Die sofortige Beschwerde und die befristete Erinnerung sind innerhalb einer Notfrist von 2 Wochen einzulegen. Die Frist beginnt mit der Zustellung bzw. mit der Verkündung der Entscheidung. Soweit die Zustellung durch öffentliche Bekanntmachung erfolgt ist, beginnt sie, sobald nach dem Tage der Veröffentlichung zwei weitere Tage verstrichen sind. Erfolgt die öffentliche Bekanntmachung neben der Zustellung, ist für den Beginn der Frist das frühere Ereignis maßgebend.
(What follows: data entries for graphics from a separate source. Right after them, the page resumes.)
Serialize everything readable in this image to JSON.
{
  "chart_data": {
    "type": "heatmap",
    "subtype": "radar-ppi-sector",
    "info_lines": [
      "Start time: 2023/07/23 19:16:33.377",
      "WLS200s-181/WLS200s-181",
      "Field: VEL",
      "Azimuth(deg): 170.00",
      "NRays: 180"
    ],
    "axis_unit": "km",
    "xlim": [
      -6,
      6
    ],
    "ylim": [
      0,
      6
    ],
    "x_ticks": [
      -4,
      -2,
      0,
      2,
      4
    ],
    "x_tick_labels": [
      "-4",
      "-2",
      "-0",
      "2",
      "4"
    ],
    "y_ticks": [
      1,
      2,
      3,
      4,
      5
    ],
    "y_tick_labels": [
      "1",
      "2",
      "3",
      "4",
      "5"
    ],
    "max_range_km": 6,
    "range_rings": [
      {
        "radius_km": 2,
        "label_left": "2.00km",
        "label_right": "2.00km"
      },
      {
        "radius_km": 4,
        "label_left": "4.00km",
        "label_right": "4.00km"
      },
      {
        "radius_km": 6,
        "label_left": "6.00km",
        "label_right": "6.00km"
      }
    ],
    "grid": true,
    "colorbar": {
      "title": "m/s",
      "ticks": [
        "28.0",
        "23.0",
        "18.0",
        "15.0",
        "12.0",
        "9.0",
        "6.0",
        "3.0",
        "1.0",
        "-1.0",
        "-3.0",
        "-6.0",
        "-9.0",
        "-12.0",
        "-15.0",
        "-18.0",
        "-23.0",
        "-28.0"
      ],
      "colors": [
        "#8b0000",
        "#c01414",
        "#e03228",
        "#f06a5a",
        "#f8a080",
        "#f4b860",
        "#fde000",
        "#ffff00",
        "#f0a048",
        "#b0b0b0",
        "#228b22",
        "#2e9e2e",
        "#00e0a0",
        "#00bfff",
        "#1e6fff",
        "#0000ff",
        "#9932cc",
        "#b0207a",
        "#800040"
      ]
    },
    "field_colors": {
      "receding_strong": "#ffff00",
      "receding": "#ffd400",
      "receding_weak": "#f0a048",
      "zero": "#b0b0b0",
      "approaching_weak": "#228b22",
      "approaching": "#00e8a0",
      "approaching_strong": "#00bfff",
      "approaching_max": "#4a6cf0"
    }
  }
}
Die sofortige Beschwerde ist bei dem Amtsgericht Lüneburg,-Insolvenzgericht-, Am Ochsenmarkt 3, 21335 Lüneburg einzulegen. Die befristete Erinnerung ist bei dem Amtsgericht Lüneburg,-Insolvenzgericht-, Am Ochsenmarkt 3, 21335 Lüneburg einzulegen.
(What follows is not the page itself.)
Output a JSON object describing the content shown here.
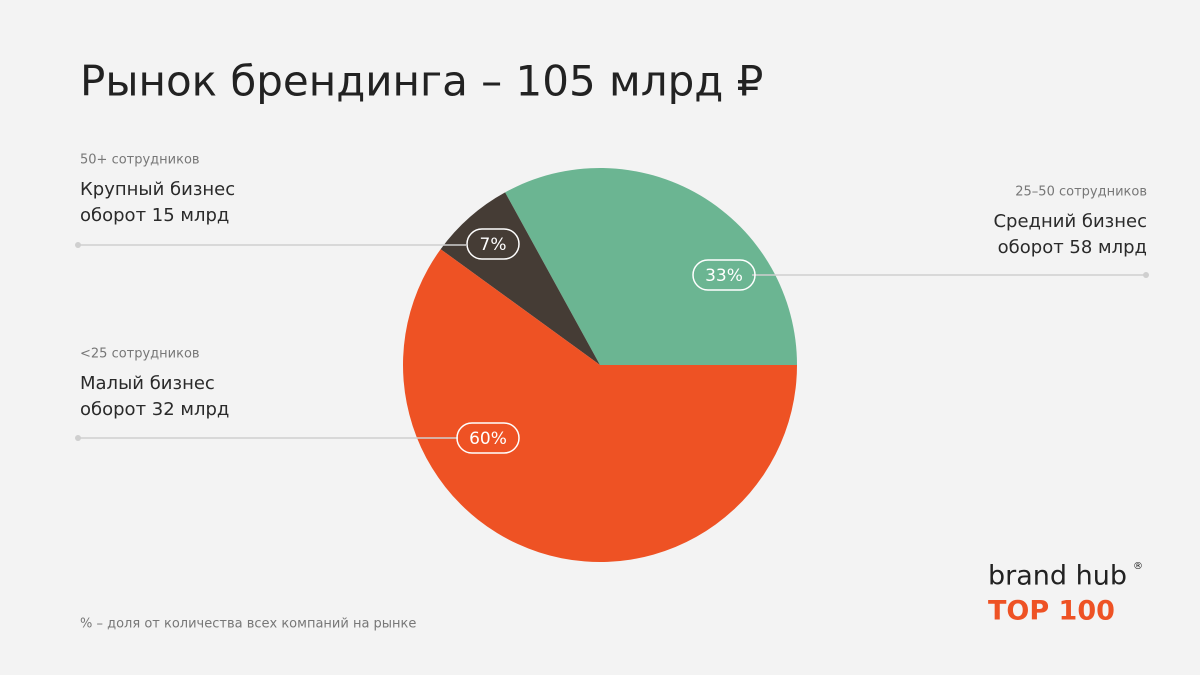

Die Beschwerde bzw. Erinnerung kann durch Einreichung einer Beschwerdeschrift bzw. Erinnerungsschrift eingelegt oder auch zu Protokoll der Geschäftsstelle eines jeden Amtsgerichts erklärt werden, wobei es für die Einhaltung der Frist auf den Eingang bei dem zuständigen Gericht ankommt. Sie ist von dem Beschwerdeführer bzw. Erinnerungsführer oder seinem Bevollmächtigten zu unterzeichnen. Die Beschwerde bzw. Erinnerung muss die Bezeichnung des angefochtenen Beschlusses sowie die Erklärung enthalten, dass Beschwerde bzw. Erinnerung gegen diesen Beschluss eingelegt wird. Soll die Entscheidung nur zum Teil angefochten werden, so ist der Umfang der Anfechtung zu bezeichnen.
Die Beschwerde bzw. Erinnerung soll begründet werden.